Other times, I end up sobbing in Mommy’s backyard, locked out and overflowing with self-pity, and life is just so hard. Those are the moments I want to be a kindergartener, not teach them.

I’d die to have someone pick the seeds out of my orange slices. I want someone else to receive an e-mail saying I need to bring a potato and a leek to school tomorrow, to put those vegetables in my backpack without letting me know I had that responsibility. I’d love to ask an all-knowing all-powerful adult to validate my drama, and to make my friends apologize for hurting my feelings. I’d happily burst into tears and jump into some strong person’s arms when I’m tired, or frustrated, or I just can’t go on.

I want it to be okay that I’m young, and I’m learning, but I can’t do what the older kids can do yet. I want someone wise to remind me of that undeniable truth: that we are always learning and never perfect, and if you’re perfect what’s there to learn?   

But something happens when you’re in the repeat-childhood that is your 20s — you get to be “independent.” I became my own wise adult. Not only that, but I get to be the wise adult for my little almost-students, who are totally dependent. I have a wise adult voice, a wise adult air of confidence. My wise adult self makes sure they wash their hands with soap and teaches them it’s L M N O P and not ello-meno-pee so maybe they can read someday. 

But inside I know the truth: I am not a wise adult.

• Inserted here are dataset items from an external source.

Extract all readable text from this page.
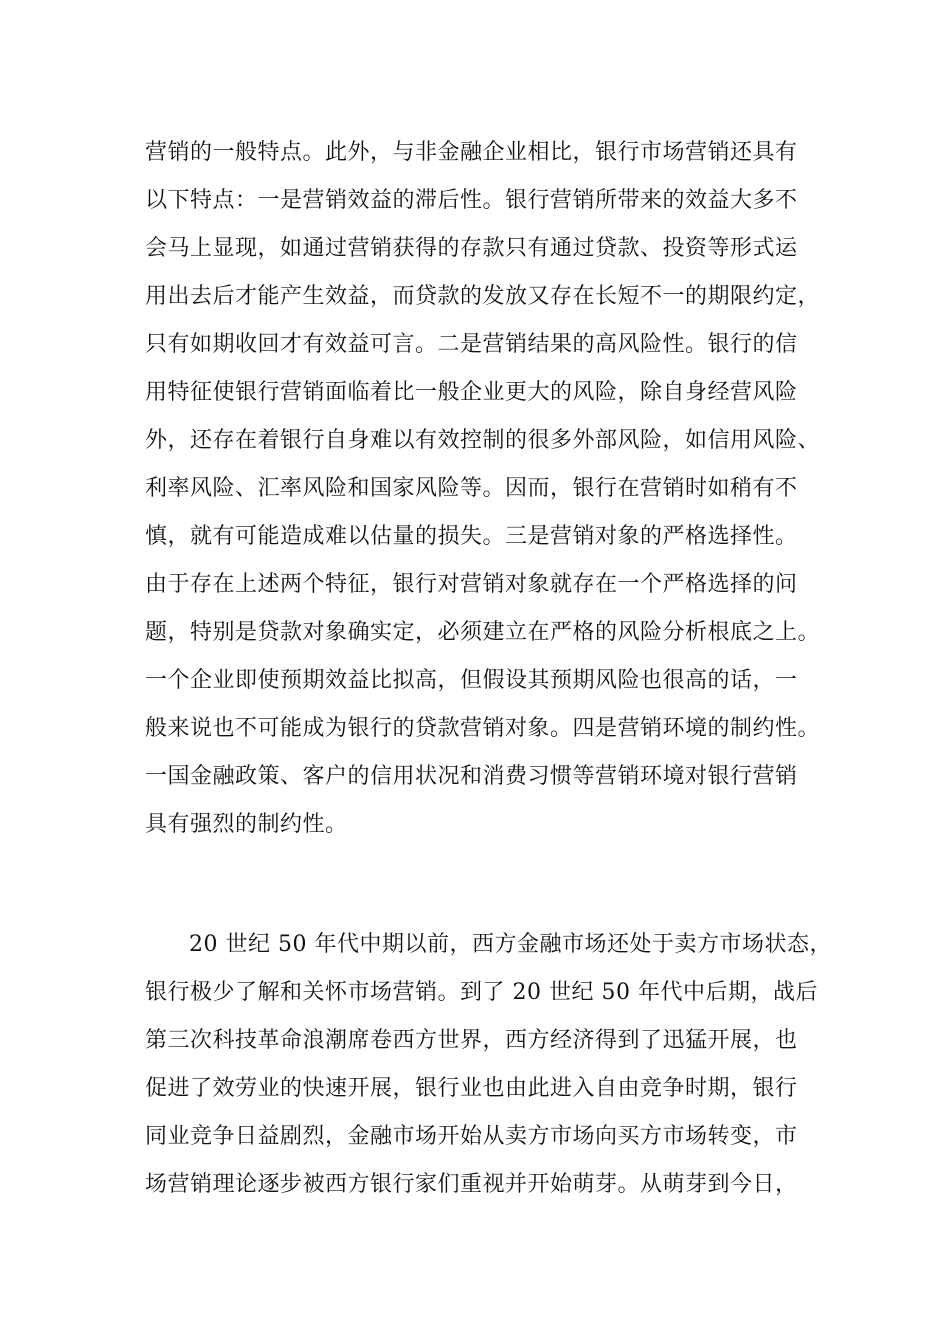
营销的一般特点。此外，与非金融企业相比，银行市场营销还具有
以下特点：一是营销效益的滞后性。银行营销所带来的效益大多不
会马上显现，如通过营销获得的存款只有通过贷款、投资等形式运
用出去后才能产生效益，而贷款的发放又存在长短不一的期限约定，
只有如期收回才有效益可言。二是营销结果的高风险性。银行的信
用特征使银行营销面临着比一般企业更大的风险，除自身经营风险
外，还存在着银行自身难以有效控制的很多外部风险，如信用风险、
利率风险、汇率风险和国家风险等。因而，银行在营销时如稍有不
慎，就有可能造成难以估量的损失。三是营销对象的严格选择性。
由于存在上述两个特征，银行对营销对象就存在一个严格选择的问
题，特别是贷款对象确实定，必须建立在严格的风险分析根底之上。
一个企业即使预期效益比拟高，但假设其预期风险也很高的话，一
般来说也不可能成为银行的贷款营销对象。四是营销环境的制约性。
一国金融政策、客户的信用状况和消费习惯等营销环境对银行营销
具有强烈的制约性。
20 世纪 50 年代中期以前，西方金融市场还处于卖方市场状态，
银行极少了解和关怀市场营销。到了 20 世纪 50 年代中后期，战后
第三次科技革命浪潮席卷西方世界，西方经济得到了迅猛开展，也
促进了效劳业的快速开展，银行业也由此进入自由竞争时期，银行
同业竞争日益剧烈，金融市场开始从卖方市场向买方市场转变，市
场营销理论逐步被西方银行家们重视并开始萌芽。从萌芽到今日，
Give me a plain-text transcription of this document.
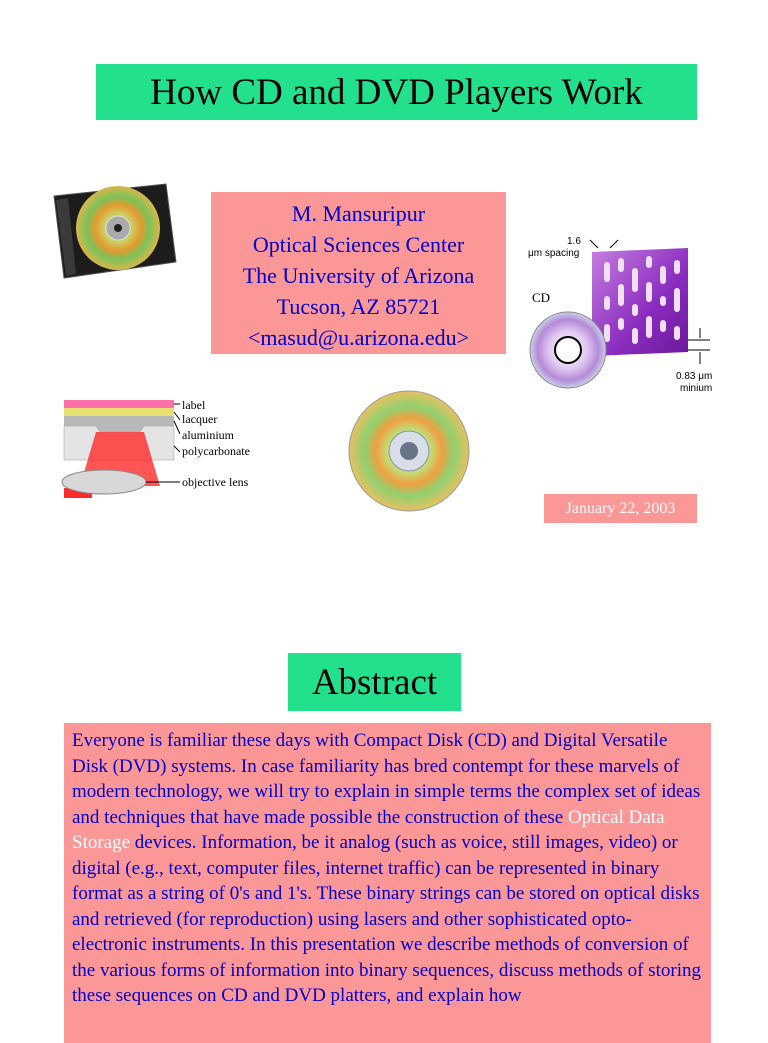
How CD and DVD Players Work
M. Mansuripur
Optical Sciences Center
The University of Arizona
Tucson, AZ 85721
<masud@u.arizona.edu>
1.6
μm spacing
CD
0.83 μm
minium
label
lacquer
aluminium
polycarbonate
objective lens
January 22, 2003
Abstract
Everyone is familiar these days with Compact Disk (CD) and Digital Versatile Disk (DVD) systems. In case familiarity has bred contempt for these marvels of modern technology, we will try to explain in simple terms the complex set of ideas and techniques that have made possible the construction of these Optical Data Storage devices. Information, be it analog (such as voice, still images, video) or digital (e.g., text, computer files, internet traffic) can be represented in binary format as a string of 0's and 1's. These binary strings can be stored on optical disks and retrieved (for reproduction) using lasers and other sophisticated opto-electronic instruments. In this presentation we describe methods of conversion of the various forms of information into binary sequences, discuss methods of storing these sequences on CD and DVD platters, and explain how
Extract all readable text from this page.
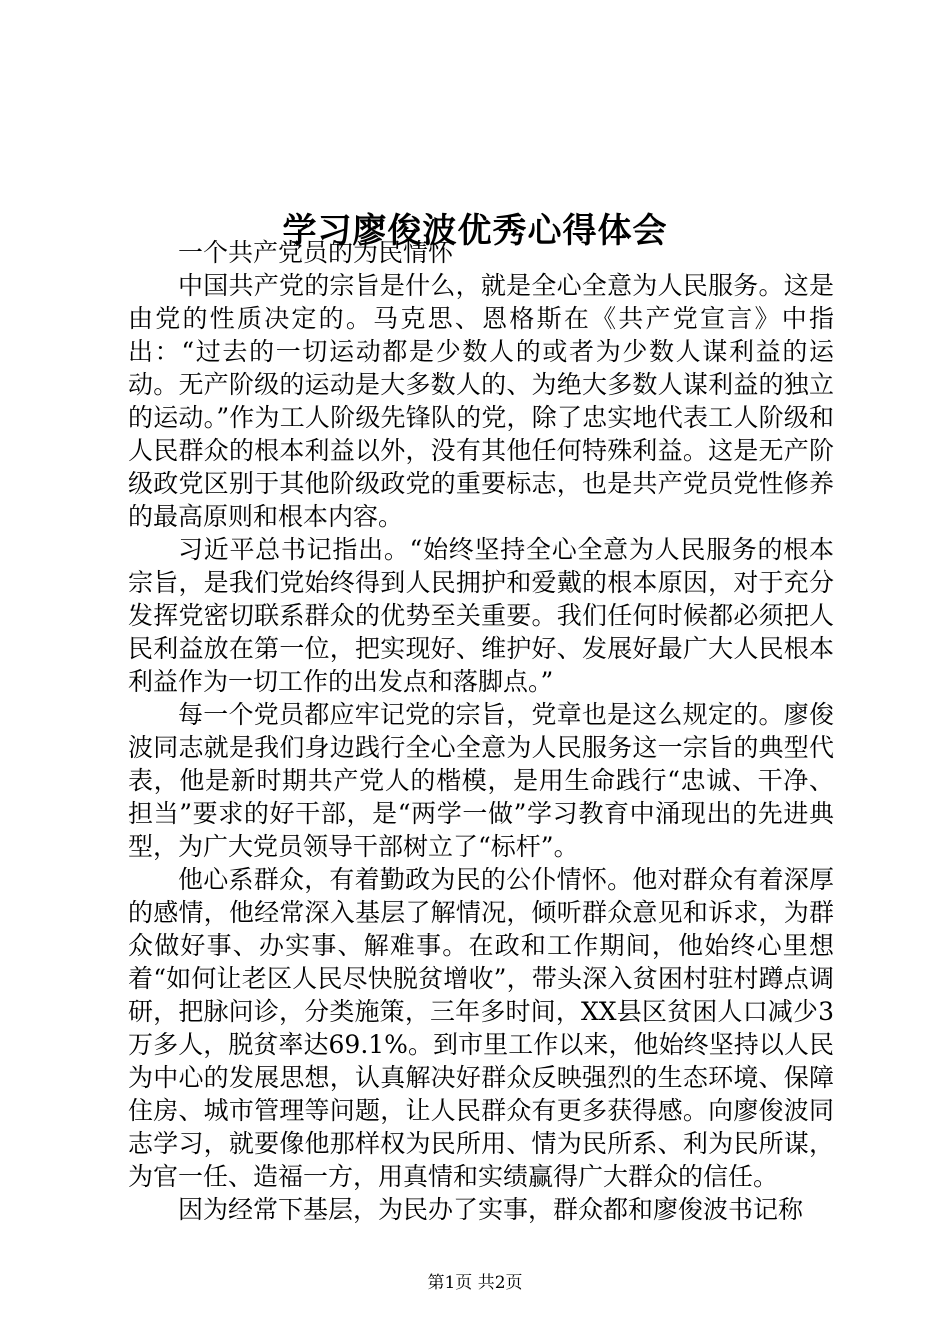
学习廖俊波优秀心得体会

一个共产党员的为民情怀

中国共产党的宗旨是什么，就是全心全意为人民服务。这是由党的性质决定的。马克思、恩格斯在《共产党宣言》中指出：“过去的一切运动都是少数人的或者为少数人谋利益的运动。无产阶级的运动是大多数人的、为绝大多数人谋利益的独立的运动。”作为工人阶级先锋队的党，除了忠实地代表工人阶级和人民群众的根本利益以外，没有其他任何特殊利益。这是无产阶级政党区别于其他阶级政党的重要标志，也是共产党员党性修养的最高原则和根本内容。

习近平总书记指出。“始终坚持全心全意为人民服务的根本宗旨，是我们党始终得到人民拥护和爱戴的根本原因，对于充分发挥党密切联系群众的优势至关重要。我们任何时候都必须把人民利益放在第一位，把实现好、维护好、发展好最广大人民根本利益作为一切工作的出发点和落脚点。”

每一个党员都应牢记党的宗旨，党章也是这么规定的。廖俊波同志就是我们身边践行全心全意为人民服务这一宗旨的典型代表，他是新时期共产党人的楷模，是用生命践行“忠诚、干净、担当”要求的好干部，是“两学一做”学习教育中涌现出的先进典型，为广大党员领导干部树立了“标杆”。

他心系群众，有着勤政为民的公仆情怀。他对群众有着深厚的感情，他经常深入基层了解情况，倾听群众意见和诉求，为群众做好事、办实事、解难事。在政和工作期间，他始终心里想着“如何让老区人民尽快脱贫增收”，带头深入贫困村驻村蹲点调研，把脉问诊，分类施策，三年多时间，XX县区贫困人口减少3万多人，脱贫率达69.1%。到市里工作以来，他始终坚持以人民为中心的发展思想，认真解决好群众反映强烈的生态环境、保障住房、城市管理等问题，让人民群众有更多获得感。向廖俊波同志学习，就要像他那样权为民所用、情为民所系、利为民所谋，为官一任、造福一方，用真情和实绩赢得广大群众的信任。

因为经常下基层，为民办了实事，群众都和廖俊波书记称

第1页 共2页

Sometimes I can’t remember to bring my own potato and leek, and I can’t find the words to validate my own drama or make my friends apologize to me for hurting my feelings. All that feels like my fault and my shortcoming, because now it’s my responsibility.

Maybe the illusion that barely-adulthood is shattering is that wise adults “know what they’re doing.” Maybe they’re all just doing what they can, and that’s either enough…or not, sometimes. 

Or the true illusion is independence. Maybe I am only slogging through “becoming wise” because I know there are people behind me who would tie my shoes and help me zip my coat, if my fingers were numb or I didn’t know how.

Maybe we’re all still kindergarteners, inside, and we still need each other.